Les «Mères de l’Église» du IVe siècle
Sr Christine Schenk CSJ
Le IVe siècle commence par une dure persécution des chrétiens, notamment en Orient. Après avoir embrassé le Dieu chrétien et après une longue lutte pour le pouvoir, Constantin devient empereur en 324 après J.-C. L’Église atteint à cette époque des niveaux sans précédent de pouvoir temporel et de capacité d’influence grâce à la faveur impériale de Constantin, de ses fils et de sa mère Hélène. Les hommes d’Église reçoivent de somptueux avantages de la part de femmes chrétiennes aristocratiques telles qu’Olympe, Mélanie l’Ancienne, Mélanie la Jeune et Paule. Les communautés chrétiennes qui se réunssaient jusque-là dans de grandes maisons se retrouvent désormais dans de somptueux décors publics. Ces changements exacerbent les tensions sur le ministère public des femmes chrétiennes.
Le IVe siècle voit également naître une tendance dangereuse à assimiler, bien que symboliquement, le genre féminin à l’hérésie. Pourtant, aussi bien les hommes que les femmes étaient impliqués dans des interprétations disparates du christianisme pouvant être définies comme hérétiques. En particulier, les femmes courent le risque d’être qualifiées d’hérétiques et soupçonnées d’impudeur lorsqu’elles assument le rôle d’enseignante. Voici le contexte ecclésial dans lequel les «Mères de l’Église» du IV siècle vivent et témoignent de leur foi. Ce qui suit est une chronologie brève, mais significative de leurs vies et de la manière dont leurs communautés et elles-mêmes exercent l’autorité ecclésiale dans l’Église des origines.

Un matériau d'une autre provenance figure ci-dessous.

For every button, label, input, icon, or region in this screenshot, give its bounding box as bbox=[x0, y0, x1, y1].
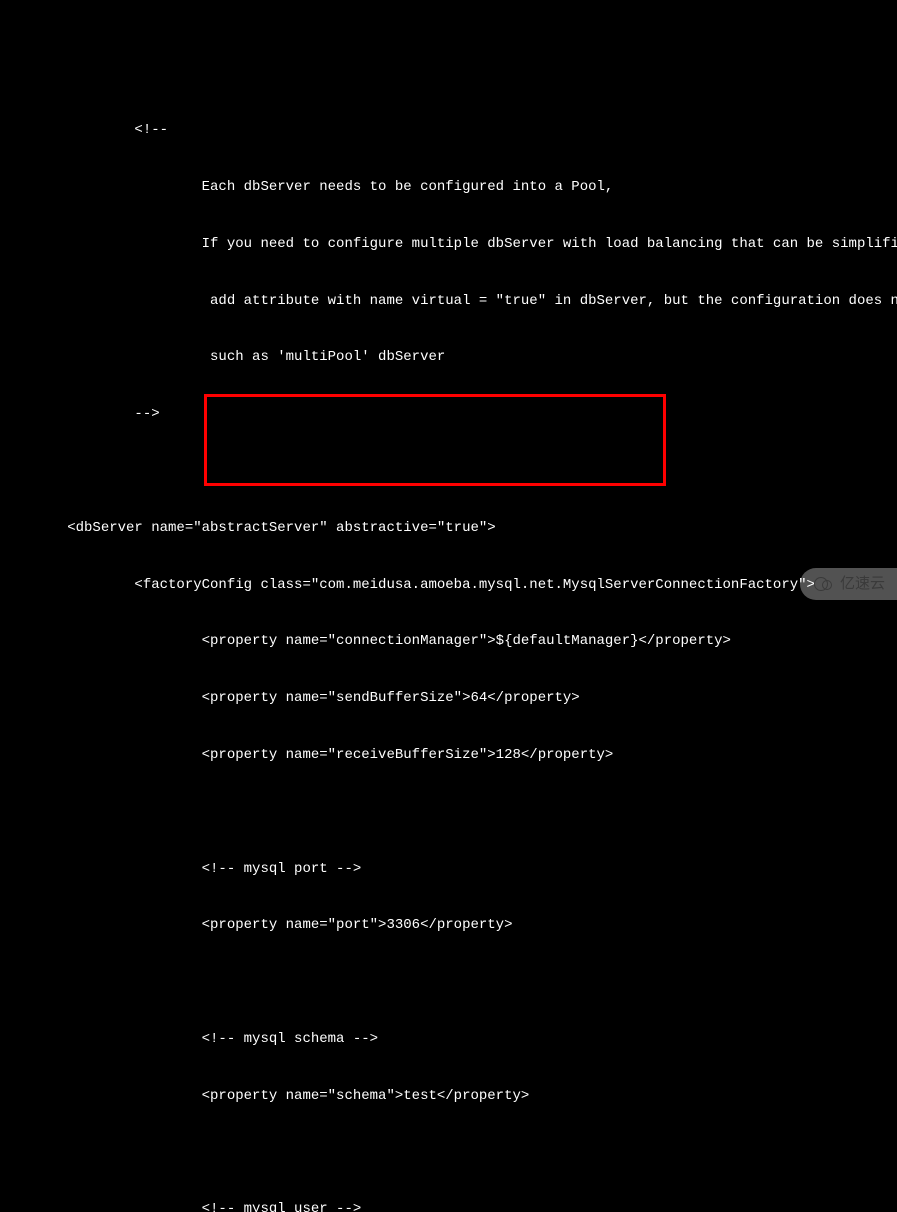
code-line: <!-- bbox=[0, 121, 897, 140]
code-line: --> bbox=[0, 405, 897, 424]
watermark-logo-icon bbox=[814, 577, 834, 591]
code-line: <property name="receiveBufferSize">128</… bbox=[0, 746, 897, 765]
code-line: <!-- mysql schema --> bbox=[0, 1030, 897, 1049]
code-line: such as 'multiPool' dbServer bbox=[0, 348, 897, 367]
code-line: <property name="connectionManager">${def… bbox=[0, 632, 897, 651]
code-line bbox=[0, 1143, 897, 1162]
code-line bbox=[0, 803, 897, 822]
code-line: Each dbServer needs to be configured int… bbox=[0, 178, 897, 197]
code-line: <factoryConfig class="com.meidusa.amoeba… bbox=[0, 576, 897, 595]
code-line bbox=[0, 462, 897, 481]
code-line: <property name="schema">test</property> bbox=[0, 1087, 897, 1106]
watermark-text: 亿速云 bbox=[840, 574, 885, 594]
code-line: <property name="port">3306</property> bbox=[0, 916, 897, 935]
code-line: <dbServer name="abstractServer" abstract… bbox=[0, 519, 897, 538]
code-line: If you need to configure multiple dbServ… bbox=[0, 235, 897, 254]
code-line: <property name="sendBufferSize">64</prop… bbox=[0, 689, 897, 708]
code-line: add attribute with name virtual = "true"… bbox=[0, 292, 897, 311]
code-line bbox=[0, 973, 897, 992]
code-line: <!-- mysql port --> bbox=[0, 860, 897, 879]
terminal-output[interactable]: <!-- Each dbServer needs to be configure… bbox=[0, 76, 897, 1212]
code-line: <!-- mysql user --> bbox=[0, 1200, 897, 1212]
watermark-badge: 亿速云 bbox=[800, 568, 897, 600]
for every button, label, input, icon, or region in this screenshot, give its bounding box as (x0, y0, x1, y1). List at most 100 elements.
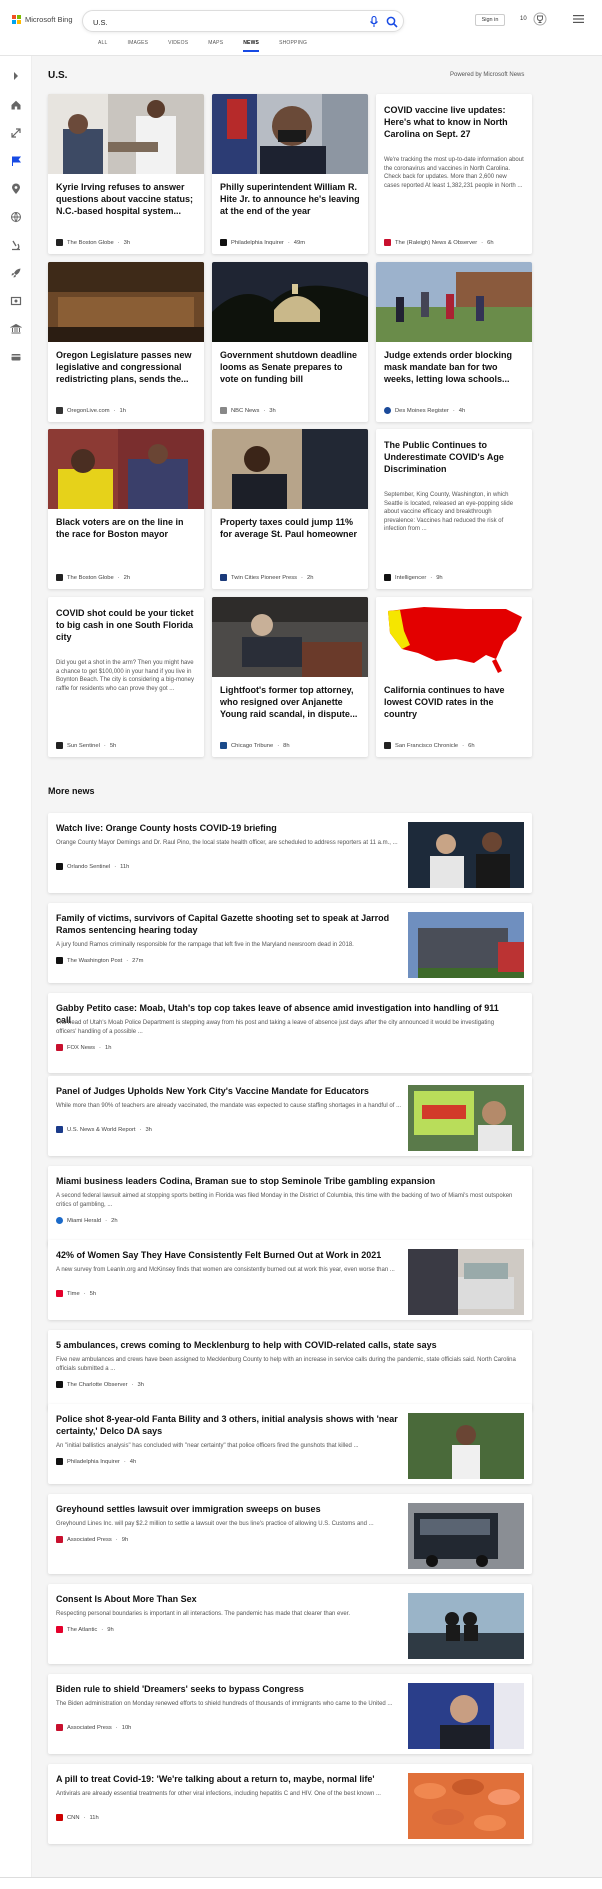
news-card[interactable]: California continues to have lowest COVI… (376, 597, 532, 757)
item-title[interactable]: 42% of Women Say They Have Consistently … (56, 1249, 406, 1261)
nav-videos[interactable]: VIDEOS (158, 40, 198, 50)
item-source[interactable]: Orlando Sentinel · 11h (56, 863, 129, 870)
item-title[interactable]: Police shot 8-year-old Fanta Bility and … (56, 1413, 406, 1437)
card-source[interactable]: San Francisco Chronicle · 6h (384, 742, 475, 749)
card-title[interactable]: Oregon Legislature passes new legislativ… (56, 349, 196, 385)
bank-icon[interactable] (10, 323, 22, 335)
item-source[interactable]: Time · 5h (56, 1290, 96, 1297)
location-pin-icon[interactable] (10, 183, 22, 195)
microphone-icon[interactable] (369, 16, 379, 28)
item-source[interactable]: The Atlantic · 9h (56, 1626, 114, 1633)
item-source[interactable]: Associated Press · 10h (56, 1724, 131, 1731)
news-list-item[interactable]: 42% of Women Say They Have Consistently … (48, 1240, 532, 1320)
item-title[interactable]: Consent Is About More Than Sex (56, 1593, 406, 1605)
card-title[interactable]: Property taxes could jump 11% for averag… (220, 516, 360, 540)
card-title[interactable]: Black voters are on the line in the race… (56, 516, 196, 540)
nav-shopping[interactable]: SHOPPING (269, 40, 317, 50)
rocket-icon[interactable] (10, 267, 22, 279)
news-list-item[interactable]: Biden rule to shield 'Dreamers' seeks to… (48, 1674, 532, 1754)
movie-icon[interactable] (10, 295, 22, 307)
news-card[interactable]: Kyrie Irving refuses to answer questions… (48, 94, 204, 254)
hamburger-menu-icon[interactable] (573, 14, 584, 24)
rewards-trophy-icon[interactable] (533, 12, 547, 26)
card-title[interactable]: COVID vaccine live updates: Here's what … (384, 104, 524, 140)
item-source[interactable]: FOX News · 1h (56, 1044, 111, 1051)
search-box[interactable] (82, 10, 404, 32)
card-source[interactable]: Des Moines Register · 4h (384, 407, 465, 414)
search-input[interactable] (93, 16, 343, 28)
microscope-icon[interactable] (10, 239, 22, 251)
nav-maps[interactable]: MAPS (198, 40, 233, 50)
card-title[interactable]: The Public Continues to Underestimate CO… (384, 439, 524, 475)
news-list-item[interactable]: Panel of Judges Upholds New York City's … (48, 1076, 532, 1156)
item-title[interactable]: Family of victims, survivors of Capital … (56, 912, 406, 936)
flag-icon[interactable] (10, 155, 22, 167)
item-source[interactable]: U.S. News & World Report · 3h (56, 1126, 152, 1133)
sign-in-button[interactable]: Sign in (475, 14, 505, 26)
card-source[interactable]: The (Raleigh) News & Observer · 6h (384, 239, 494, 246)
card-title[interactable]: Kyrie Irving refuses to answer questions… (56, 181, 196, 217)
news-list-item[interactable]: Police shot 8-year-old Fanta Bility and … (48, 1404, 532, 1484)
item-title[interactable]: Biden rule to shield 'Dreamers' seeks to… (56, 1683, 406, 1695)
news-card[interactable]: Oregon Legislature passes new legislativ… (48, 262, 204, 422)
card-title[interactable]: Lightfoot's former top attorney, who res… (220, 684, 360, 720)
item-title[interactable]: 5 ambulances, crews coming to Mecklenbur… (56, 1339, 516, 1351)
item-source[interactable]: The Washington Post · 27m (56, 957, 143, 964)
item-title[interactable]: Greyhound settles lawsuit over immigrati… (56, 1503, 406, 1515)
news-list-item[interactable]: Greyhound settles lawsuit over immigrati… (48, 1494, 532, 1574)
news-card[interactable]: Property taxes could jump 11% for averag… (212, 429, 368, 589)
news-card[interactable]: Lightfoot's former top attorney, who res… (212, 597, 368, 757)
expand-arrows-icon[interactable] (10, 127, 22, 139)
news-card[interactable]: The Public Continues to Underestimate CO… (376, 429, 532, 589)
item-source[interactable]: The Charlotte Observer · 3h (56, 1381, 144, 1388)
item-title[interactable]: A pill to treat Covid-19: 'We're talking… (56, 1773, 406, 1785)
card-title[interactable]: California continues to have lowest COVI… (384, 684, 524, 720)
card-title[interactable]: Government shutdown deadline looms as Se… (220, 349, 360, 385)
news-card[interactable]: Government shutdown deadline looms as Se… (212, 262, 368, 422)
card-source[interactable]: Philadelphia Inquirer · 49m (220, 239, 305, 246)
item-source[interactable]: Philadelphia Inquirer · 4h (56, 1458, 136, 1465)
home-icon[interactable] (10, 99, 22, 111)
card-title[interactable]: Judge extends order blocking mask mandat… (384, 349, 524, 385)
source-logo-icon (56, 1217, 63, 1224)
card-title[interactable]: COVID shot could be your ticket to big c… (56, 607, 196, 643)
news-card[interactable]: Black voters are on the line in the race… (48, 429, 204, 589)
card-source[interactable]: OregonLive.com · 1h (56, 407, 126, 414)
nav-images[interactable]: IMAGES (118, 40, 159, 50)
nav-news[interactable]: NEWS (233, 40, 269, 52)
card-source[interactable]: The Boston Globe · 2h (56, 574, 130, 581)
nav-all[interactable]: ALL (88, 40, 118, 50)
card-title[interactable]: Philly superintendent William R. Hite Jr… (220, 181, 360, 217)
news-card[interactable]: COVID shot could be your ticket to big c… (48, 597, 204, 757)
card-source[interactable]: The Boston Globe · 3h (56, 239, 130, 246)
news-card[interactable]: Philly superintendent William R. Hite Jr… (212, 94, 368, 254)
powered-by-label[interactable]: Powered by Microsoft News (450, 72, 524, 78)
card-source[interactable]: Chicago Tribune · 8h (220, 742, 290, 749)
chevron-right-icon[interactable] (10, 70, 22, 82)
news-list-item[interactable]: Family of victims, survivors of Capital … (48, 903, 532, 983)
credit-card-icon[interactable] (10, 351, 22, 363)
news-list-item[interactable]: Consent Is About More Than Sex Respectin… (48, 1584, 532, 1664)
news-list-item[interactable]: A pill to treat Covid-19: 'We're talking… (48, 1764, 532, 1844)
news-list-item[interactable]: Gabby Petito case: Moab, Utah's top cop … (48, 993, 532, 1073)
card-source[interactable]: Sun Sentinel · 5h (56, 742, 116, 749)
search-icon[interactable] (386, 16, 398, 28)
item-source[interactable]: Associated Press · 9h (56, 1536, 128, 1543)
us-covid-map (376, 597, 532, 677)
card-source[interactable]: Intelligencer · 9h (384, 574, 443, 581)
item-title[interactable]: Watch live: Orange County hosts COVID-19… (56, 822, 406, 834)
card-source[interactable]: Twin Cities Pioneer Press · 2h (220, 574, 313, 581)
globe-icon[interactable] (10, 211, 22, 223)
news-list-item[interactable]: Miami business leaders Codina, Braman su… (48, 1166, 532, 1246)
item-source[interactable]: CNN · 11h (56, 1814, 99, 1821)
item-title[interactable]: Panel of Judges Upholds New York City's … (56, 1085, 406, 1097)
card-source[interactable]: NBC News · 3h (220, 407, 276, 414)
bing-logo[interactable]: Microsoft Bing (12, 15, 73, 24)
item-title[interactable]: Miami business leaders Codina, Braman su… (56, 1175, 516, 1187)
news-card[interactable]: Judge extends order blocking mask mandat… (376, 262, 532, 422)
news-list-item[interactable]: 5 ambulances, crews coming to Mecklenbur… (48, 1330, 532, 1410)
item-source[interactable]: Miami Herald · 2h (56, 1217, 118, 1224)
rewards-count[interactable]: 10 (520, 16, 527, 22)
news-list-item[interactable]: Watch live: Orange County hosts COVID-19… (48, 813, 532, 893)
news-card[interactable]: COVID vaccine live updates: Here's what … (376, 94, 532, 254)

Les informations bibliographiques sur les femmes du IV siècle telles que Marcelle, Paule, Macrine, Mélanie l’Ancienne et Olympe proviennent essentiellement d’hommes d’Église érudits tels que Jérôme, Grégoire de Nysse, Pallade et Jean Chrysostome. Il existe bien deux textes écrits par des femmes: Proba et Egérie. Proba adapte un centon de Virgile en prose, très appréciée à Rome, pour raconter l’histoire du christianisme dans le but d’évangéliser les jeunes aristocrates. Elle crée ainsi un outil transculturel qui influencera les chrétiens pendant des générations. Egérie rédige un carnet de voyage pour ses sœurs, illustrant son itinéraire vers les lieux sacrés de l’Orient. Au cours de ce voyage, elle écrit de sa rencontre avec sa «très chère amie, la sainte diaconesse Marthana», qui dirige un double monastère près du sanctuaire de sainte Thècle (en Turquie). Marthana est un exemple rare de femme diacre exerçant une autorité sur les chrétiens, aussi bien hommes que femmes.
Si la naissance du monachisme est souvent attribuée à Basile en Orient et à Jérôme en Occident, deux femmes — Macrine et Marcelle — ont commencé à pratiquer ce style de vie chrétien bien avant les hommes.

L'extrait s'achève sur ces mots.